First, I have to admit, I have a bias. I hate life insurance. Whole life, universal life, annuities, you name it, I’m not a fan. So, maybe I’m not the person you should be getting insurance advice. Or, maybe I’m the best person because unlike your insurance agent, I’m not trying to sell you anything. Sure, I’m fine with a good boring term insurance policy which ends at retirement. Your insurance agent probably isn’t though, as a term policy is probably the lowest commission product they can sell you. It probably comes as no surprise that I suggest for most people, the first expense they should get rid of in retirement is their life insurance monthly premium. Still, there are situations in which life insurance does make sense in retirement. This article will address your life insurance need in retirement.
First, we need to discuss the main purpose of life insurance. Life insurance is meant to replace lost income in the case of a person dying. The more earned income potential a person has, the higher the need for life insurance. For example, I’m still fairly early in my career, have a 4 year old son and a wife that takes care of my son full time. My life insurance need will probably never be higher than it is today. If something happens to me, my son and wife need to be taken care of for a long time. That being said, I don’t need life insurance forever. I’ve only purchased insurance long enough for my son to be out of school and my savings high enough that my wife would be taken care of if something happens to me.
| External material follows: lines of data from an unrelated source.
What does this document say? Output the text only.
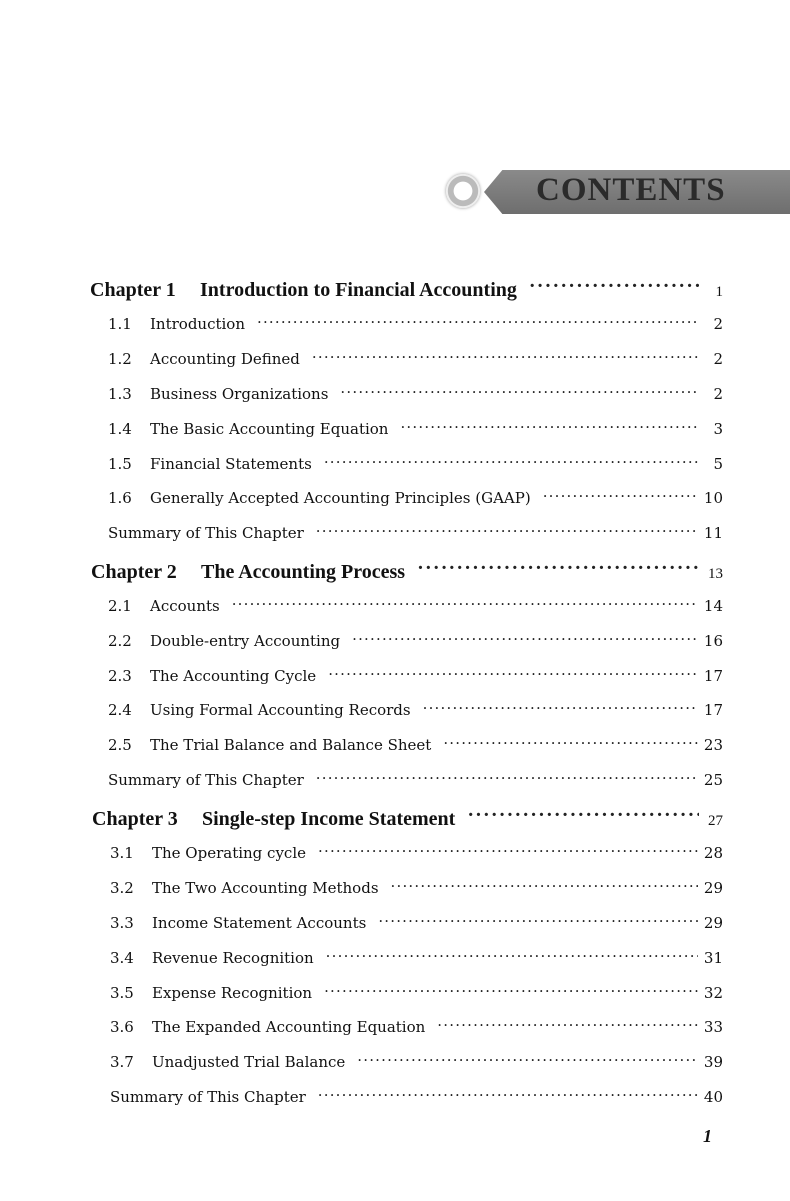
CONTENTS
Chapter 1	Introduction to Financial Accounting ·····	1
1.1	Introduction ·····	2
1.2	Accounting Defined ·····	2
1.3	Business Organizations ·····	2
1.4	The Basic Accounting Equation ·····	3
1.5	Financial Statements ·····	5
1.6	Generally Accepted Accounting Principles (GAAP) ·····	10
Summary of This Chapter ·····	11
Chapter 2	The Accounting Process ·····	13
2.1	Accounts ·····	14
2.2	Double-entry Accounting ·····	16
2.3	The Accounting Cycle ·····	17
2.4	Using Formal Accounting Records ·····	17
2.5	The Trial Balance and Balance Sheet ·····	23
Summary of This Chapter ·····	25
Chapter 3	Single-step Income Statement ·····	27
3.1	The Operating cycle ·····	28
3.2	The Two Accounting Methods ·····	29
3.3	Income Statement Accounts ·····	29
3.4	Revenue Recognition ·····	31
3.5	Expense Recognition ·····	32
3.6	The Expanded Accounting Equation ·····	33
3.7	Unadjusted Trial Balance ·····	39
Summary of This Chapter ·····	40
1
Now, let’s fast forward to retirement. Typically, there is no more earned income. The main sources of income in retirement will include Social Security, maybe a pension, and retirement savings. If the primary breadwinner passes away, the spouse will still receive Social Security, the pension, and all of the retirement savings that the couple has accrued. Yes, the remaining spouse may receive less from Social Security and pension but the expenses should also decrease when someone passes away. The truth is that life insurance is just not as important in retirement because your financial standard of living is not impacted as much when a spouse passes away. Also, don’t forget that life insurance is really expensive when you get older (life insurance companies aren’t dumb). Put it all together and life insurance in retirement is an expense that you can typically do without.
Now, of course, telling everyone to get rid of life insurance as soon as you retire isn’t exactly always the best advice. There are situations in which you may still need life insurance after you retire. Here are a few situations in which life insurance may be necessary in retirement:
- Ownership in a small business
- Significant taxable estate and facing a high estate tax
- Special needs child that you want to provide financial support after your death
Ownership in a small business
If you are a small business owner, there is a good chance that you will need to carry life insurance in retirement. Many business owners will keep an ownership interest even in ‘retirement’, and for many families this is a significant part of their net worth. Typically, these type of businesses might take time to sell and are not considered liquid. If this is the case, the spouse or the other family members may need an influx in cash to help bridge the gap until the business is sold. Many times when a business has multiple partners, the partners will have life insurance on each other. This allows the remaining partners to buy out the deceased family’s share of the business. Life insurance can be an important planning tool for small businesses, and typically whole (permanent) life is appropriate in this situation.
Subject to the estate tax
Very few families are now subject to an estate tax. In 2018, an individual would need to have more than an $11 million estate, and a family over $22 million, before they are subject to the estate tax. If you are fortunate enough to have a large taxable estate, life insurance can be helpful. If you believe you will be subject to the estate tax, you can purchase life insurance in a trust called an ILIT (Irrevocable Life Insurance Trust), and the proceeds will not be subject to estate tax. This allows a family to reduce their taxable estate (the initial purchase of the insurance costs money) and then the heirs receive the proceeds tax free. ILITs were very important when the estate tax kicked in at $600,000, but the higher estate tax exemption has made estate tax planning very rare.
Special needs child
The hope of any parent is that their kids are financially independent by the time that the you retire. It is hard enough to support yourself in retirement, yet alone your kids too. Yet, for parents with special needs children, a child may need financial support in retirement and even after your passing. The purchase of life insurance, and specifically an annuity, could provide a child a lifetime of income upon your passing. You will almost never hear myself recommend an annuity for most people, but in this scenario they can be an important planning tool.
Like I mentioned previously, for most of my clients I suggest that they get rid of life insurance as soon as they retire or close to it. If you have a whole life policy, this is an opportunity to cash it in and use the (probably very disappointing) proceeds to help fund retirement. If you have a life insurance policy through work, don’t renew it in retirement. If you have a term policy, you will probably need to continue until the term ends, but at that point, don’t renew it. Like many things, life insurance planning happens far before retirement. If you feel like you need insurance in retirement, you should consider a whole life policy well before you are in your 60s. After age 60, the insurance will be expensive, if you qualify for it at all. If you are purchasing a term policy, don’t purchase anything that covers you past the age of 65. The good news for most of us is that we don’t need life insurance in retirement, and that money can be much better spent on the golf course or travelling.